See "How To Use" for an outline of the Sample Preparation and ELISA methodologies.

¹ Kuehn et al, Important variations in parvalbumin content in common fish species; Int. Arch. All. Immunol. 153 (2010) pp359-366.

² Faeste & Plassen, Quantitative sandwich ELISA for the determination of fish in foods; J. Immunol. Meth. 329 (2008) pp45-55.

(Copies available on request)

Click here for the product information sheet.

Food samples are firstly prepared e.g. by milling/grinding/chopping etc to make them homogeneous.

Any parvalbumin protein in the sample are then dissolved using an extraction solution.

This extraction solution is also available stabilised & ready-to-use in the imutest Allergen Extraction kit (Cat. No. A6015), which saves both time and money; the inclusion of yellow dye in pre-filled extraction tubes helps confirm that samples have been diluted prior to testing.

The sample extract is then diluted and added to microwells coated with an antibody to cod parvalbumin; any parvalbumin present binds tightly to these antibodies.

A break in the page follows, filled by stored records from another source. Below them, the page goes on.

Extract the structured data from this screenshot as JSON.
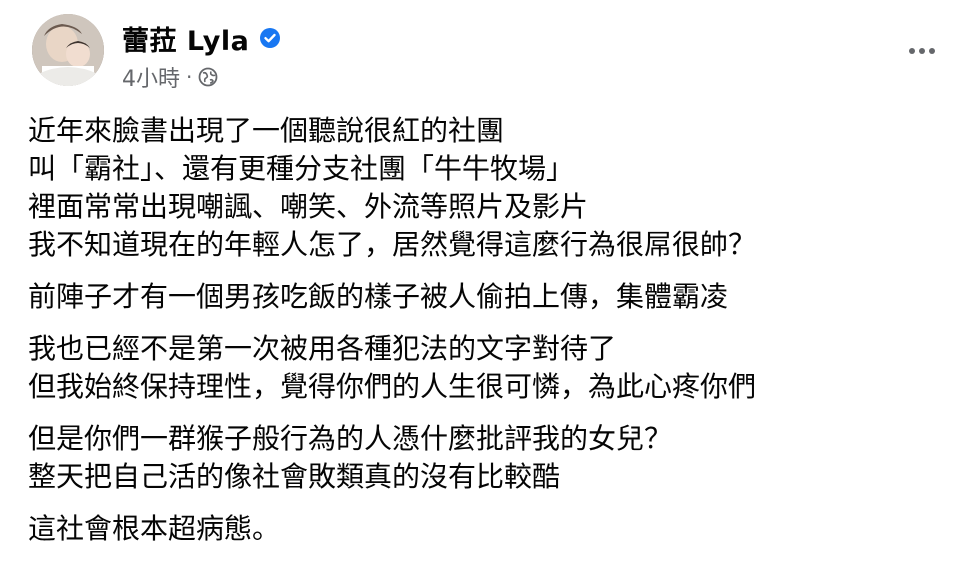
{
  "post": {
    "author": "蕾菈 Lyla",
    "verified": true,
    "time": "4小時",
    "separator": "·",
    "audience_icon": "globe-icon",
    "more_icon": "more-options-icon"
  },
  "body": {
    "paragraphs": [
      {
        "lines": [
          "近年來臉書出現了一個聽說很紅的社團",
          "叫「霸社」、還有更種分支社團「牛牛牧場」",
          "裡面常常出現嘲諷、嘲笑、外流等照片及影片",
          "我不知道現在的年輕人怎了，居然覺得這麼行為很屌很帥？"
        ]
      },
      {
        "lines": [
          "前陣子才有一個男孩吃飯的樣子被人偷拍上傳，集體霸凌"
        ]
      },
      {
        "lines": [
          "我也已經不是第一次被用各種犯法的文字對待了",
          "但我始終保持理性，覺得你們的人生很可憐，為此心疼你們"
        ]
      },
      {
        "lines": [
          "但是你們一群猴子般行為的人憑什麼批評我的女兒？",
          "整天把自己活的像社會敗類真的沒有比較酷"
        ]
      },
      {
        "lines": [
          "這社會根本超病態。"
        ]
      }
    ]
  },
  "colors": {
    "text": "#050505",
    "meta": "#65676b",
    "verified": "#1877f2"
  }
}
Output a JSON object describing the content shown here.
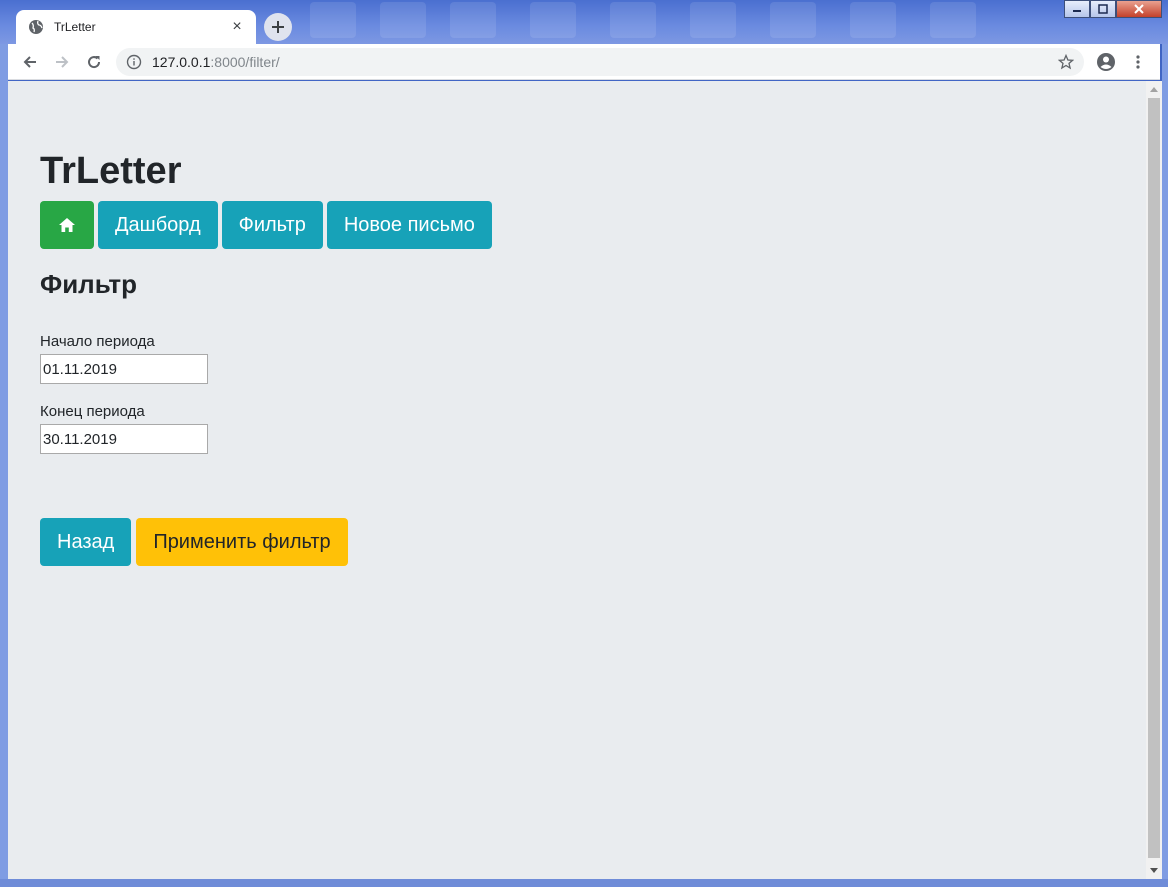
{
  "browser": {
    "tab_title": "TrLetter",
    "tab_close": "×",
    "new_tab": "+",
    "url_host": "127.0.0.1",
    "url_rest": ":8000/filter/"
  },
  "page": {
    "brand": "TrLetter",
    "nav": {
      "home_icon": "home-icon",
      "dashboard": "Дашборд",
      "filter": "Фильтр",
      "new_letter": "Новое письмо"
    },
    "heading": "Фильтр",
    "form": {
      "start_label": "Начало периода",
      "start_value": "01.11.2019",
      "end_label": "Конец периода",
      "end_value": "30.11.2019"
    },
    "actions": {
      "back": "Назад",
      "apply": "Применить фильтр"
    }
  },
  "colors": {
    "success": "#28a745",
    "info": "#17a2b8",
    "warning": "#ffc107",
    "page_bg": "#e9ecef"
  }
}
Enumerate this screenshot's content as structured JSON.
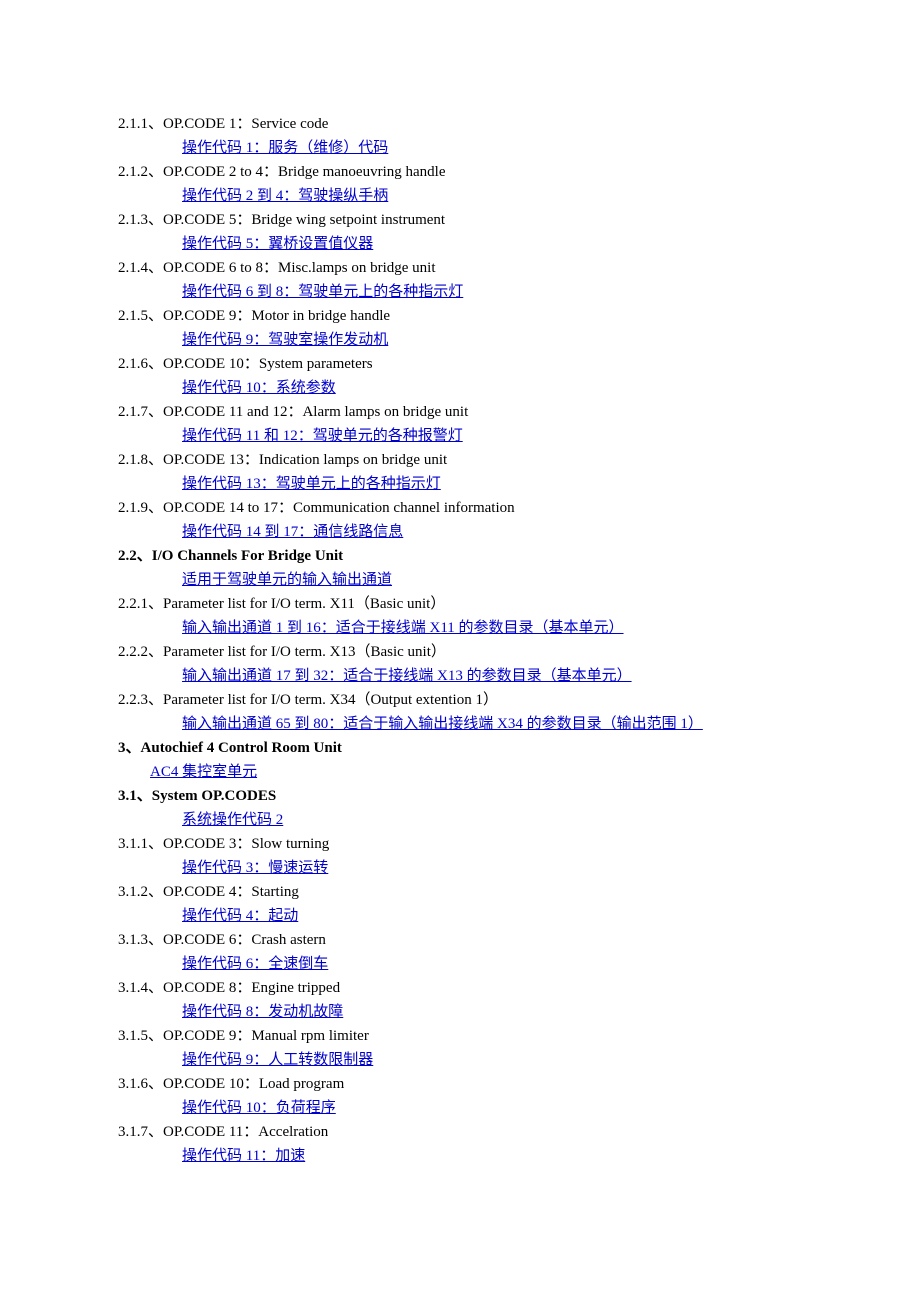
{
  "entries": [
    {
      "num": "2.1.1",
      "title": "OP.CODE 1：Service code",
      "link": "操作代码 1：服务（维修）代码",
      "bold": false,
      "indent": 64
    },
    {
      "num": "2.1.2",
      "title": "OP.CODE 2 to 4：Bridge manoeuvring handle",
      "link": "操作代码 2 到 4：驾驶操纵手柄",
      "bold": false,
      "indent": 64
    },
    {
      "num": "2.1.3",
      "title": "OP.CODE 5：Bridge wing setpoint instrument",
      "link": "操作代码 5：翼桥设置值仪器",
      "bold": false,
      "indent": 64
    },
    {
      "num": "2.1.4",
      "title": "OP.CODE 6 to 8：Misc.lamps on bridge unit",
      "link": "操作代码 6 到 8：驾驶单元上的各种指示灯",
      "bold": false,
      "indent": 64
    },
    {
      "num": "2.1.5",
      "title": "OP.CODE 9：Motor in bridge handle",
      "link": "操作代码 9：驾驶室操作发动机",
      "bold": false,
      "indent": 64
    },
    {
      "num": "2.1.6",
      "title": "OP.CODE 10：System parameters",
      "link": "操作代码 10：系统参数",
      "bold": false,
      "indent": 64
    },
    {
      "num": "2.1.7",
      "title": "OP.CODE 11 and 12：Alarm lamps on bridge unit",
      "link": "操作代码 11 和 12：驾驶单元的各种报警灯",
      "bold": false,
      "indent": 64
    },
    {
      "num": "2.1.8",
      "title": "OP.CODE 13：Indication lamps on bridge unit",
      "link": "操作代码 13：驾驶单元上的各种指示灯",
      "bold": false,
      "indent": 64
    },
    {
      "num": "2.1.9",
      "title": "OP.CODE 14 to 17：Communication channel information",
      "link": "操作代码 14 到 17：通信线路信息",
      "bold": false,
      "indent": 64
    },
    {
      "num": "2.2",
      "title": "I/O Channels For Bridge Unit",
      "link": "适用于驾驶单元的输入输出通道",
      "bold": true,
      "indent": 64
    },
    {
      "num": "2.2.1",
      "title": "Parameter list for I/O term.  X11（Basic unit）",
      "link": "输入输出通道 1 到 16：适合于接线端 X11 的参数目录（基本单元）",
      "bold": false,
      "indent": 64
    },
    {
      "num": "2.2.2",
      "title": "Parameter list for I/O term.  X13（Basic unit）",
      "link": "输入输出通道 17 到 32：适合于接线端 X13 的参数目录（基本单元）",
      "bold": false,
      "indent": 64
    },
    {
      "num": "2.2.3",
      "title": "Parameter list for I/O term.  X34（Output extention 1）",
      "link": "输入输出通道 65 到 80：适合于输入输出接线端 X34 的参数目录（输出范围 1）",
      "bold": false,
      "indent": 64
    },
    {
      "num": "3",
      "title": "Autochief 4 Control Room Unit",
      "link": "AC4 集控室单元",
      "bold": true,
      "indent": 32
    },
    {
      "num": "3.1",
      "title": "System OP.CODES",
      "link": "系统操作代码 2",
      "bold": true,
      "indent": 64
    },
    {
      "num": "3.1.1",
      "title": "OP.CODE 3：Slow turning",
      "link": "操作代码 3：慢速运转",
      "bold": false,
      "indent": 64
    },
    {
      "num": "3.1.2",
      "title": "OP.CODE 4：Starting",
      "link": "操作代码 4：起动",
      "bold": false,
      "indent": 64
    },
    {
      "num": "3.1.3",
      "title": "OP.CODE 6：Crash astern",
      "link": "操作代码 6：全速倒车",
      "bold": false,
      "indent": 64
    },
    {
      "num": "3.1.4",
      "title": "OP.CODE 8：Engine tripped",
      "link": "操作代码 8：发动机故障",
      "bold": false,
      "indent": 64
    },
    {
      "num": "3.1.5",
      "title": "OP.CODE 9：Manual rpm limiter",
      "link": "操作代码 9：人工转数限制器",
      "bold": false,
      "indent": 64
    },
    {
      "num": "3.1.6",
      "title": "OP.CODE 10：Load program",
      "link": "操作代码 10：负荷程序",
      "bold": false,
      "indent": 64
    },
    {
      "num": "3.1.7",
      "title": "OP.CODE 11：Accelration",
      "link": "操作代码 11：加速",
      "bold": false,
      "indent": 64
    }
  ],
  "separator": "、"
}
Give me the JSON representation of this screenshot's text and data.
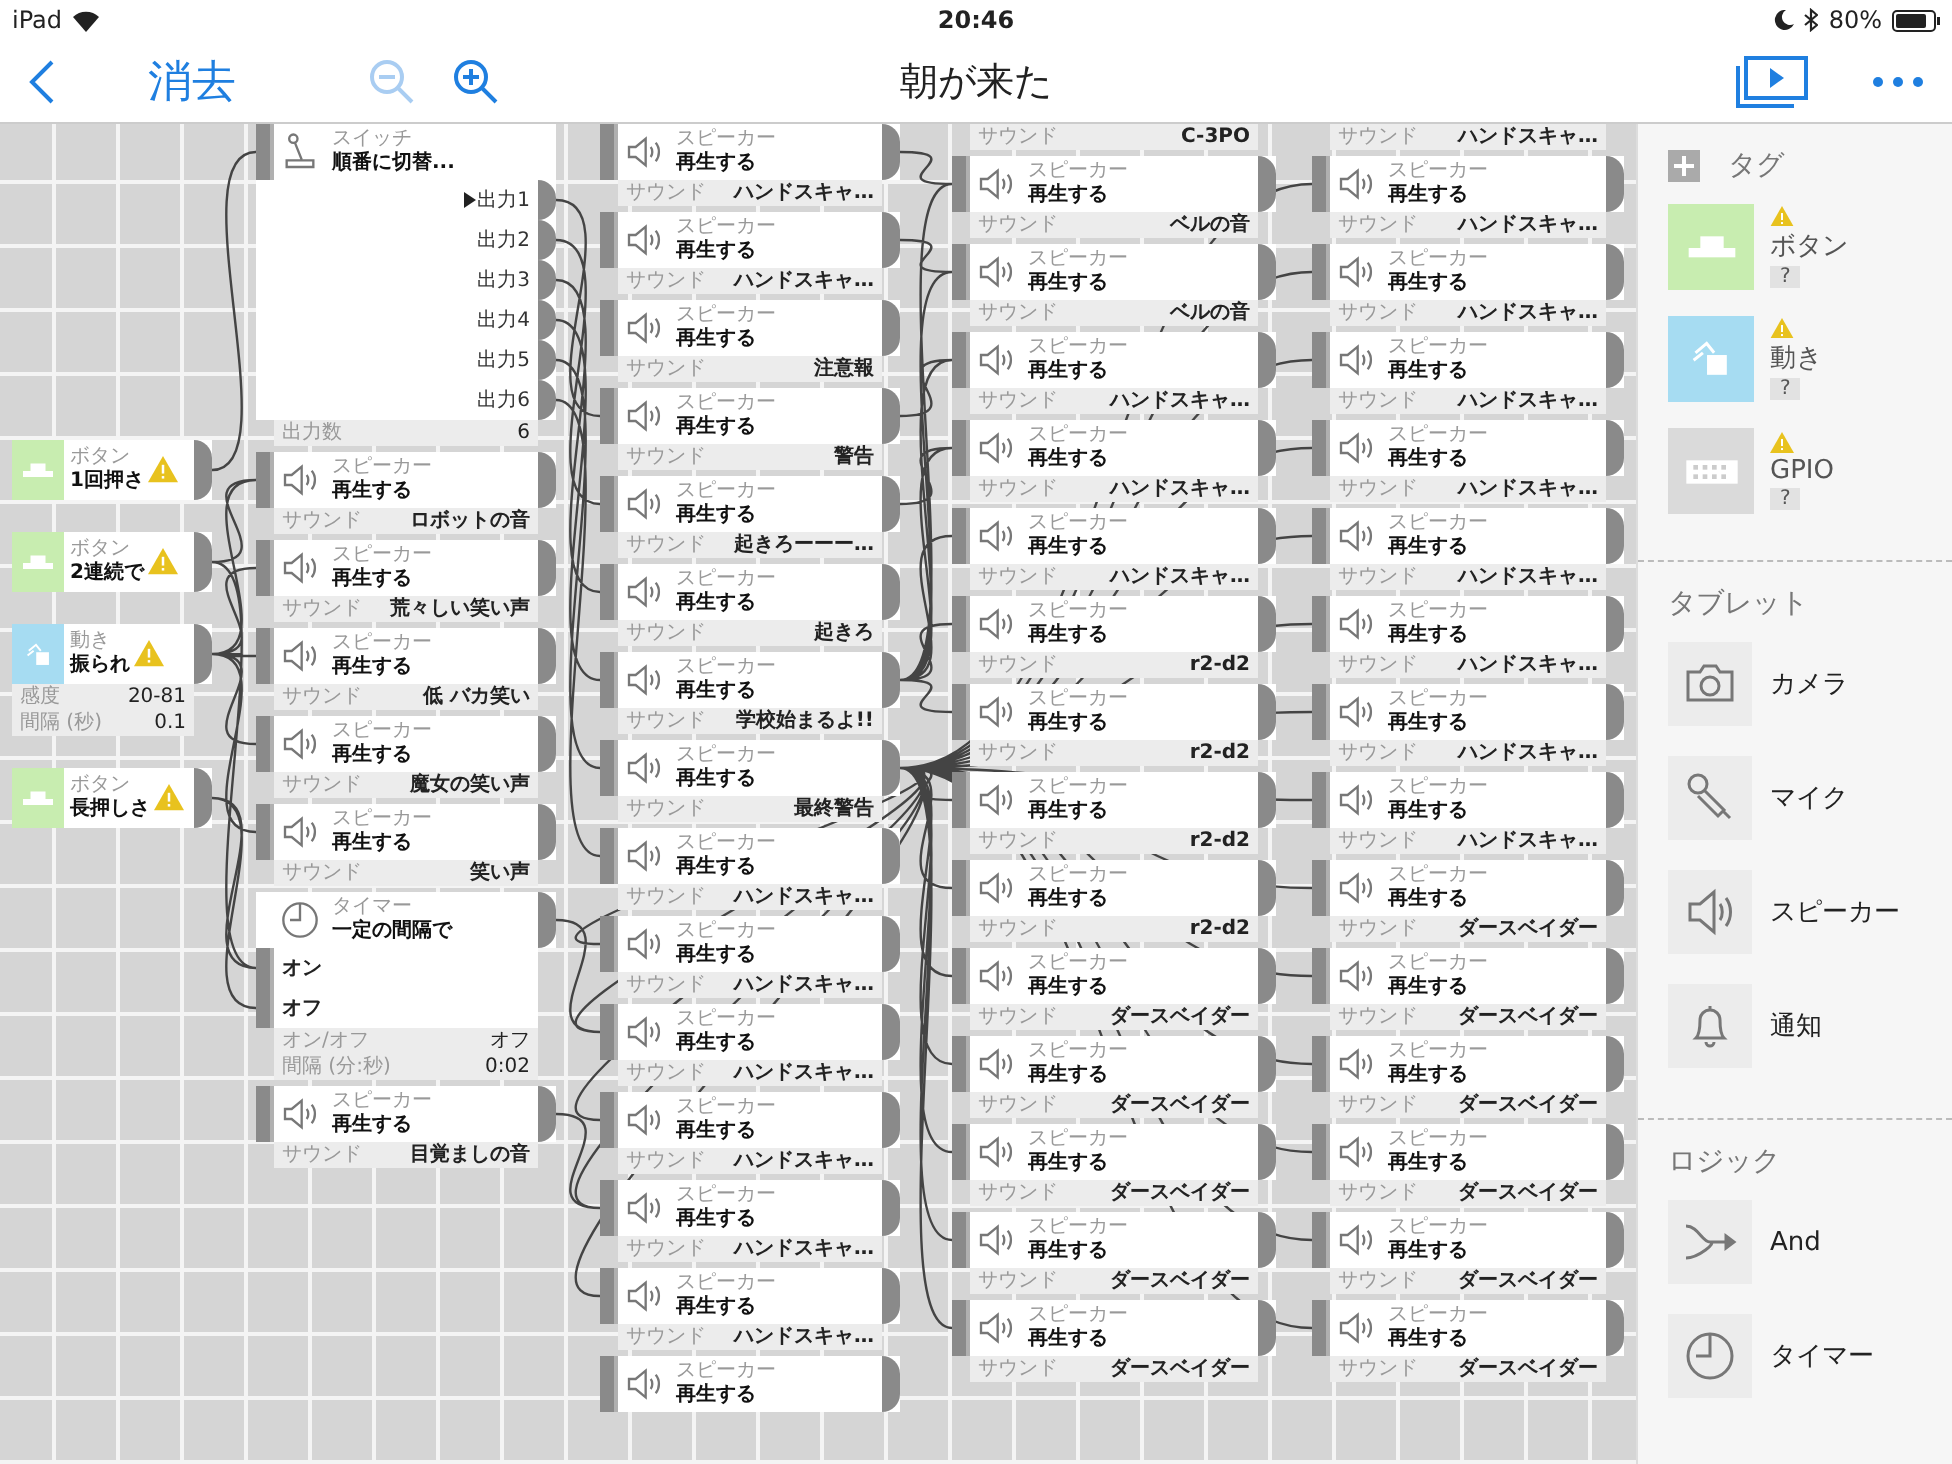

After this first incubation the microwells are washed to remove unwanted proteins/food components.

Cod parvalbumin is then detected by adding anti-parvalbumin to which an enzyme molecule (HRP) has been attached.

After this incubation the microwells are again washed to remove unbound enzyme.

A colourimetric substrate (TMB) is then added which develops a bright blue colour in the presence of HRP enzyme.

The more colour that develops, the more white fish was present in the original sample.

The substrate reaction is then stopped using dilute acid and the colour in the microwells is measured in a plate reader (450nm).

The amount of fish in the original sample is then calculated with reference to a Standard Curve of PPM fish versus OD450nm.

• Laboratory Sample/Kit Controls Preparation
• Prepare                                    Sample by grinding/chopping/blending until homogeneous.
• Add                                                          Test Portion of 0.5g to 4.5ml of Extraction Solution.
• Mix. Extract                                                                                  15 minutes to extract fish.
• Mix. Centrifuge                                               10 minutes or allow to settle for 30 minutes.
• Remove                                                        a portion of the extract above the food pellet.
• Dilute                                                               extracts 1/5 (1:4) in Diluent Solution 2 (1x).

• ELISA Protocol
• Pipette                          100uL Standards and diluted Sample/Control Extracts into wells.
• Mix. Incubate                                                             at room temperature for 40 minutes.
• Wash wells                                                                     three times with wash solution 1X.
• Pipette                                                                                    100uL Anti-Fish HRP into wells.
• Mix. Incubate                                                            at room temperature for 40 minutes.
• Wash wells                                                                       four times with wash solution 1X.
• Pipette                                                                   100uL TMB Substrate reagent into wells.
• Mix. Incubate                                                               at room temperature for 15 minutes.
• Pipette                                                                            100uL Acid Stop Solution 1 into wells.
• Mix. Read                                                                                    wells at 450nm wavelength.
• Calculate                                                  mg/kg (PPM) Fish results for all Controls/Samples.